A caixa do supermercado toca.
Bip.
A mulher-empregada, licenciatura em História, passa um novo artigo.
Bip. Bip.
Dois pacotes de açúcar.
Bip.
Um pacote de maçãs.
Bip.
São treze euros, por favor.
A caixa abre. A mulher-empregada recebe o dinheiro de uma mulher-senhora que evita olhá-la (talvez tema trabalhar ali também).
O seu troco.
A mulher-senhora arruma o dinheiro na mala de marca francesa e pega nos sacos das compras.
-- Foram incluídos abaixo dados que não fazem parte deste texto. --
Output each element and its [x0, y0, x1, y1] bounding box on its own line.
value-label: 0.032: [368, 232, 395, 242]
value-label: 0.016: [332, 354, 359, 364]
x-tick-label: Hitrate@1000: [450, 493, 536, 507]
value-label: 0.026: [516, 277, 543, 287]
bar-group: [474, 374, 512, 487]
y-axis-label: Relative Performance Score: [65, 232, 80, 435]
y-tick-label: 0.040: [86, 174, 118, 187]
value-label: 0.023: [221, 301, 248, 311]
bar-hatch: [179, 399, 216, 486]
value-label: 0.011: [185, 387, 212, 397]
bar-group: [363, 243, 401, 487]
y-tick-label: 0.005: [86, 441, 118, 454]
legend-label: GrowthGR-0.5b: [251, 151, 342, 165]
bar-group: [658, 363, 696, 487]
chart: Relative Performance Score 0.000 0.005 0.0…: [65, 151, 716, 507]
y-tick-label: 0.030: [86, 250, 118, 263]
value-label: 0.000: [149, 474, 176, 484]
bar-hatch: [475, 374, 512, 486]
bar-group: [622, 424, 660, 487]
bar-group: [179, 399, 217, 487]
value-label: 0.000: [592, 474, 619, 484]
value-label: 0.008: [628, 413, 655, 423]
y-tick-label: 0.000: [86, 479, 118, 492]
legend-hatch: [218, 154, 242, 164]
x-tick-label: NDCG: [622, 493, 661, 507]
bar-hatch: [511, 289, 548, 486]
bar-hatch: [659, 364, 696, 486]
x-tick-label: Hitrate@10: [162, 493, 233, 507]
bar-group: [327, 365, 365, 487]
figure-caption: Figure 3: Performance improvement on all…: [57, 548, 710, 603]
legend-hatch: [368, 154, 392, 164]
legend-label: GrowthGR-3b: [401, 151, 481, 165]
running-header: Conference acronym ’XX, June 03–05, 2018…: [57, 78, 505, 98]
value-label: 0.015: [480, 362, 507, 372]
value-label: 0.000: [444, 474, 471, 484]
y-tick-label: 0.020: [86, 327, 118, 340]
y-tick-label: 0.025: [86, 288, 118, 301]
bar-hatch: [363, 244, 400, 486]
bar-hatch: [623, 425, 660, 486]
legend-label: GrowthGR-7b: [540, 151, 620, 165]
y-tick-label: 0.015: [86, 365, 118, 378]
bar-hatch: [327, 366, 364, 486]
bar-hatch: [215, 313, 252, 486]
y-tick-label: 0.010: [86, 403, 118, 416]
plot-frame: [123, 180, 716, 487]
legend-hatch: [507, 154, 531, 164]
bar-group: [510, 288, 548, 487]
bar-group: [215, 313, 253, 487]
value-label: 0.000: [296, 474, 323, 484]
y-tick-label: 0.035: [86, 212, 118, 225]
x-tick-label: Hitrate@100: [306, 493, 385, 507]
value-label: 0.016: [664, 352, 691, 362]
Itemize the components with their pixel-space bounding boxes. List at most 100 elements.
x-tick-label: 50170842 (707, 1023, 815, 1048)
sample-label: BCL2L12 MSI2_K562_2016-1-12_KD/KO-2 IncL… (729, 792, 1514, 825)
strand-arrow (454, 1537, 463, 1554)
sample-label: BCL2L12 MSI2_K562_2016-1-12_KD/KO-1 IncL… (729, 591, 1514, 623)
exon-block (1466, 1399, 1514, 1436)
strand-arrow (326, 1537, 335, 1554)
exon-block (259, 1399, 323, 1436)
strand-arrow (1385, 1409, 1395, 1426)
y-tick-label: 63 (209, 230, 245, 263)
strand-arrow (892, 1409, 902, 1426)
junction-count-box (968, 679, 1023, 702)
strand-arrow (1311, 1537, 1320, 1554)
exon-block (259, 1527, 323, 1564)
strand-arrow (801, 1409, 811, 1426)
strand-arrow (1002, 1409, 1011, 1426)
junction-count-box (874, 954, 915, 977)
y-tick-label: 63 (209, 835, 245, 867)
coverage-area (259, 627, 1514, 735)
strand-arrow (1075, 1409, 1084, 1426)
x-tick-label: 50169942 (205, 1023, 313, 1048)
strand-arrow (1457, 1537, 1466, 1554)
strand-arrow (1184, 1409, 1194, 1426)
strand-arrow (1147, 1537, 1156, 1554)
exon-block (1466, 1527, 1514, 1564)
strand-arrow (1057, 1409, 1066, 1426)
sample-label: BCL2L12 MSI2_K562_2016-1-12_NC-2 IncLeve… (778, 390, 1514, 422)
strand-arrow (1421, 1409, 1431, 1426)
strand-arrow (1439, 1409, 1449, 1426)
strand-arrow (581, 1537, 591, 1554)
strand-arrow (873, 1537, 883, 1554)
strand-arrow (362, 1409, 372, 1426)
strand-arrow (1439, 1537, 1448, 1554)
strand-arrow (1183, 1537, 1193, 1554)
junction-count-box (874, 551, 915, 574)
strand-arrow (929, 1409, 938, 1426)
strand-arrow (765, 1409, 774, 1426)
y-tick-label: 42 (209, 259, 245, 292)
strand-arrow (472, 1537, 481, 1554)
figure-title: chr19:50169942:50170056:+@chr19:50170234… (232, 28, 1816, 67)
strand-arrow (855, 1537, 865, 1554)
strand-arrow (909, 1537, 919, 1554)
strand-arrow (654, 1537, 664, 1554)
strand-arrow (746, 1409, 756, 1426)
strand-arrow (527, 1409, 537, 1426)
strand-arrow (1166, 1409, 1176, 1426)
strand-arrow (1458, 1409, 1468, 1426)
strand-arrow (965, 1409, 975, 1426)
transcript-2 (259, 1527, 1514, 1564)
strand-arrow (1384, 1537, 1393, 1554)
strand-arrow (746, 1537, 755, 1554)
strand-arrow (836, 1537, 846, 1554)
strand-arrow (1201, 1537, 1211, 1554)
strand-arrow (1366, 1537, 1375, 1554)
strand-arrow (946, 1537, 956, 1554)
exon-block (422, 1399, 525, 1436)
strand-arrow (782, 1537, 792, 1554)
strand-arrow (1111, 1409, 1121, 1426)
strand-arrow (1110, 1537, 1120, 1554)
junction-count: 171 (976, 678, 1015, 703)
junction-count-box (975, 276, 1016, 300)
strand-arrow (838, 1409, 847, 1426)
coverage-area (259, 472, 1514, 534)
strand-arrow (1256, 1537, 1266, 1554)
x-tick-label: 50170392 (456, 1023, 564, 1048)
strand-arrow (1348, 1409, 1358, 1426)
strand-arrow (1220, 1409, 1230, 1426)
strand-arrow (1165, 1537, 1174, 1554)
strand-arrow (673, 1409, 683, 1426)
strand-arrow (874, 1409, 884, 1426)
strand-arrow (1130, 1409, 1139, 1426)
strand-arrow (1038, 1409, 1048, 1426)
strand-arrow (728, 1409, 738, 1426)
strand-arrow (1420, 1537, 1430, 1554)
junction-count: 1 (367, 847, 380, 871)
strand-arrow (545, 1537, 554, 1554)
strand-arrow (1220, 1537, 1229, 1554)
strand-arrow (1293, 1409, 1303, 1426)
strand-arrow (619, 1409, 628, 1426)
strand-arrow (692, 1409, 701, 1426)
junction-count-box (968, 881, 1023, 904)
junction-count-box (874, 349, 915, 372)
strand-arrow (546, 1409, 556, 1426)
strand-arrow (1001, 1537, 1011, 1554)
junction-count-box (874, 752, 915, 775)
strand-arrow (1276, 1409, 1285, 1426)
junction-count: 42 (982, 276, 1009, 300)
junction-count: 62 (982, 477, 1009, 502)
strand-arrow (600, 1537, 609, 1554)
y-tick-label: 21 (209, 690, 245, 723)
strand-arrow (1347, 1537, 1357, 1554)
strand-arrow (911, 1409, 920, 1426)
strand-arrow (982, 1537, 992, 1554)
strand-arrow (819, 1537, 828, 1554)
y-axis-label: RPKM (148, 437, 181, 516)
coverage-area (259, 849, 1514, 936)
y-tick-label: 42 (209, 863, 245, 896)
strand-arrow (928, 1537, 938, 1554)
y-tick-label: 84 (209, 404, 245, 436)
Obrigada. A mulher-empregada sorri.
De nada. Há pessoas que falam como se arrotassem.
Tenha uma boa-tarde.
A mulher-empregada vê a mulher-senhora afastar-se, vestida com um casaco de pêlo até aos joelhos. Pobres animais que se despiram, morrendo, pensa.
Bip. Bip. Bip.
Um novo cliente para atender.
Este é simpático, olha-me nos olhos, pensa.
Bip.
Há por aí inúmeras mulheres-senhoras, e homens-senhores também, que ainda não perceberam que hoje, mais do que nunca, os homens-empregados e as mulheres-empregadas são tão ou mais senhores do que esses que nada mais têm além de tiques senhoriais. Pois hoje, mais do que nunca, começa a desvanecer-se a arcaica noção de que só quem não estuda e desperdiça oportunidades é atirado para um balcão de um bar, para uma fábrica ou para a caixa do supermercado. Apenas os embrutecidos senhores e senhoras mantêm desperta a ideia de que não poderão ter uma conversa interessante com o rapaz que os está a servir no restaurante ou com a rapariga com quem se cruzaram na rua, aquela que distribui jornais gratuitos junto ao semáforo. Hoje, mais do que nunca, pessoas cultas e inteligentes estão em todos os locais que frequentamos, até nos mais improváveis. E todos os senhores e senhoras que o negarem não passam de senhores e senhoras de mentira.